Menurut Todung, hasil perolehan suara yang ditetapkan oleh Komisi Pemilihan Umum (KPU) Jakarta menunjukkan bahwa Pramono-Rano unggul dengan selisih suara lebih dari 10 persen dibandingkan pasangan calon di peringkat kedua, RIDO. Berdasarkan rekapitulasi akhir KPU, RIDO memperoleh 1.718.160 suara atau 39,40 persen, sementara Pramono-Rano mendapatkan 2.183.239 suara atau 50,07 persen.
Todung menjelaskan bahwa berdasarkan Pasal 158 poin C UU Pilkada, peserta pemilihan gubernur di provinsi dengan jumlah penduduk antara 6 hingga 12 juta jiwa dapat mengajukan gugatan jika perbedaan total suara sah hasil penghitungan oleh KPU provinsi tidak lebih dari satu persen. Dengan total daftar pemilih tetap (DPT) sebanyak 8.214.007 orang pada Pilgub Jakarta 2024, aturan ini berlaku.
Namun, dengan selisih suara yang lebih dari satu persen, Todung menegaskan bahwa RIDO tidak memenuhi syarat untuk mengajukan gugatan.
“Kalau melihat ambang batas sudah tidak punya legal standing untuk mengajukan permohonan, karena sudah lebih dari 10 persen,” ujar Todung melalui sambungan telepon.
Todung berpendapat bahwa Mahkamah Konstitusi seharusnya tidak menerima gugatan dari kubu RIDO terkait hasil Pilgub DKI Jakarta. Hingga Rabu malam sekitar pukul 19.13 WIB, kubu RIDO belum memasukkan sengketa hasil pilkada ke MK. Todung yakin bahwa Pramono-Rano akan dilantik sebagai gubernur dan wakil gubernur dalam satu putaran kemenangan.

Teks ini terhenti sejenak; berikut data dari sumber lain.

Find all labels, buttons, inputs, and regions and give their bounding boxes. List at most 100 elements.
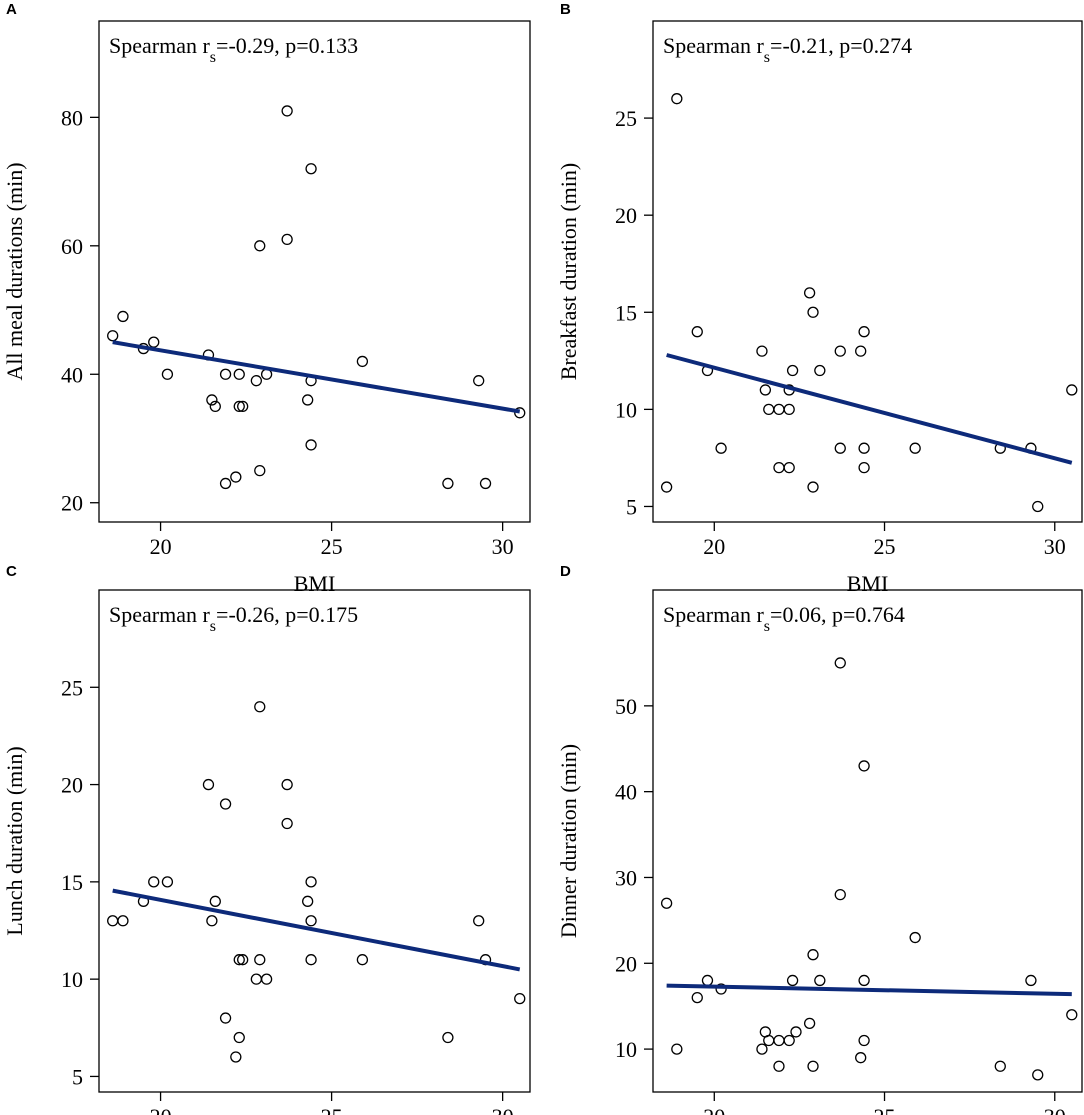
panel-c-data-point [305,954,317,966]
panel-c-data-point [161,876,174,888]
panel-a-data-point [117,310,129,323]
panel-c-data-point [250,973,262,985]
panel-b-regression-line [666,353,1073,465]
panel-b-data-point [1032,500,1044,513]
panel-d-data-point [807,949,819,961]
panel-c-x-tick-label: 25 [321,1104,343,1115]
panel-d-data-point [786,974,799,987]
panel-b-y-axis-label: Breakfast duration (min) [556,163,581,381]
panel-c-data-point [202,778,215,791]
panel-a-annotation-subscript: s [210,49,216,66]
panel-b: B 20 25 30 5 10 15 20 25 BMI Breakfast duration (m… [556,1,1083,596]
panel-a-data-point [237,400,249,413]
panel-d-x-tick-label: 30 [1044,1104,1066,1115]
panel-c-data-point [260,973,273,985]
panel-c-data-point [254,954,266,966]
panel-c-data-point [219,798,232,810]
panel-d-data-point [807,1060,819,1072]
panel-d-spearman-annotation: Spearman rs=0.06, p=0.764 [663,602,905,635]
panel-b-data-point [671,93,683,105]
panel-a-data-point [161,368,174,380]
panel-d-data-point [660,897,673,909]
panel-d-data-point [1066,1009,1078,1021]
panel-d-letter: D [560,563,571,580]
panel-d-y-tick-label: 20 [615,951,637,976]
panel-a-x-tick-label: 30 [492,534,514,559]
panel-b-data-point [834,442,846,454]
panel-d-annotation-suffix: =0.06, p=0.764 [770,602,905,627]
panel-c-data-point [305,876,317,888]
panel-b-data-point [786,364,799,377]
panel-c-plot-frame [98,589,531,1093]
panel-a-letter: A [6,1,17,18]
panel-c-data-point [237,954,249,966]
panel-c-y-tick-label: 5 [72,1064,83,1089]
panel-a-data-point [473,375,485,387]
panel-d-data-point [691,991,703,1004]
panel-a-x-axis-label: BMI [294,571,336,596]
panel-b-data-point [763,403,775,416]
panel-a-data-point [206,394,218,406]
panel-a-data-point [230,471,242,483]
panel-a-spearman-annotation: Spearman rs=-0.29, p=0.133 [109,33,358,66]
panel-b-annotation-suffix: =-0.21, p=0.274 [770,33,912,58]
panel-d-y-tick-label: 50 [615,694,637,719]
panel-a-data-point [233,368,245,380]
panel-d-data-point [834,657,846,669]
panel-c-data-point [233,954,245,966]
panel-a-data-point [281,233,293,246]
panel-a-data-point [281,105,293,117]
panel-d-data-point [858,974,870,987]
panel-b-x-tick-label: 25 [874,534,896,559]
panel-d-data-point [855,1052,867,1064]
panel-b-data-point [834,345,846,357]
panel-b-annotation-prefix: Spearman r [663,33,764,58]
panel-b-data-point [909,442,921,454]
panel-d-y-tick-label: 40 [615,780,637,805]
panel-a-data-point [107,330,119,342]
panel-d-data-point [1025,974,1037,987]
panel-c-data-point [302,895,314,907]
panel-c-letter: C [6,563,17,580]
panel-d-data-point [783,1034,795,1047]
panel-c-y-tick-label: 10 [61,967,83,992]
panel-d-y-axis-label: Dinner duration (min) [556,744,581,938]
panel-b-data-point [783,461,795,474]
panel-c-y-tick-label: 15 [61,870,83,895]
panel-c-data-point [254,701,266,713]
panel-a-data-point [254,240,266,252]
panel-c-y-axis-label: Lunch duration (min) [2,746,27,935]
panel-d-data-point [1032,1069,1044,1081]
panel-c-regression-line [112,888,521,972]
panel-d-data-point [814,974,826,987]
panel-b-data-point [855,345,867,357]
panel-b-x-axis-label: BMI [847,571,889,596]
panel-a-data-point [254,464,266,477]
panel-d-data-point [671,1043,683,1055]
panel-d-annotation-prefix: Spearman r [663,602,764,627]
panel-c-x-tick-label: 20 [150,1104,172,1115]
panel-d-data-point [715,983,727,995]
panel-d-data-point [756,1043,768,1055]
panel-d-data-point [909,931,921,944]
panel-a-data-point [209,400,221,413]
panel-c: C 20 25 30 5 10 15 20 25 BMI Lunch duration (min) S… [2,563,531,1115]
panel-a-annotation-suffix: =-0.29, p=0.133 [216,33,358,58]
panel-c-data-point [206,915,218,927]
panel-c-data-point [219,1012,232,1024]
panel-a-data-point [442,477,454,490]
panel-c-data-point [473,915,485,927]
panel-b-data-point [1066,384,1078,396]
panel-d-data-point [858,760,870,772]
panel-d-data-point [773,1034,785,1047]
panel-a-x-tick-label: 20 [150,534,172,559]
panel-d-regression-line [666,983,1072,997]
panel-a-data-point [479,477,492,490]
panel-b-data-point [773,403,785,416]
panel-c-data-point [305,915,317,927]
panel-b-x-tick-label: 30 [1044,534,1066,559]
panel-a-y-tick-label: 80 [61,105,83,130]
panel-c-data-point [209,895,221,907]
panel-c-y-tick-label: 25 [61,675,83,700]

“Kalau kita percaya pada aturan main yang sudah disepakati, sudah mengikat semua pihak, seharusnya Pramono Anung dan Rano Karno akan dilantik sebagai gubernur pada waktunya,” kata Todung.
Dengan situasi yang ada, tim hukum Pramono-Rano optimis bahwa hasil Pilkada DKI Jakarta 2024 akan tetap sesuai dengan keputusan KPU, dan Pramono Anung serta Rano Karno akan segera dilantik sebagai gubernur dan wakil gubernur. Sementara itu, kubu RIDO masih belum memberikan tanggapan resmi terkait langkah hukum yang akan diambil. Proses hukum di Mahkamah Konstitusi diharapkan dapat memberikan kepastian dan keadilan bagi semua pihak yang terlibat dalam Pilkada ini.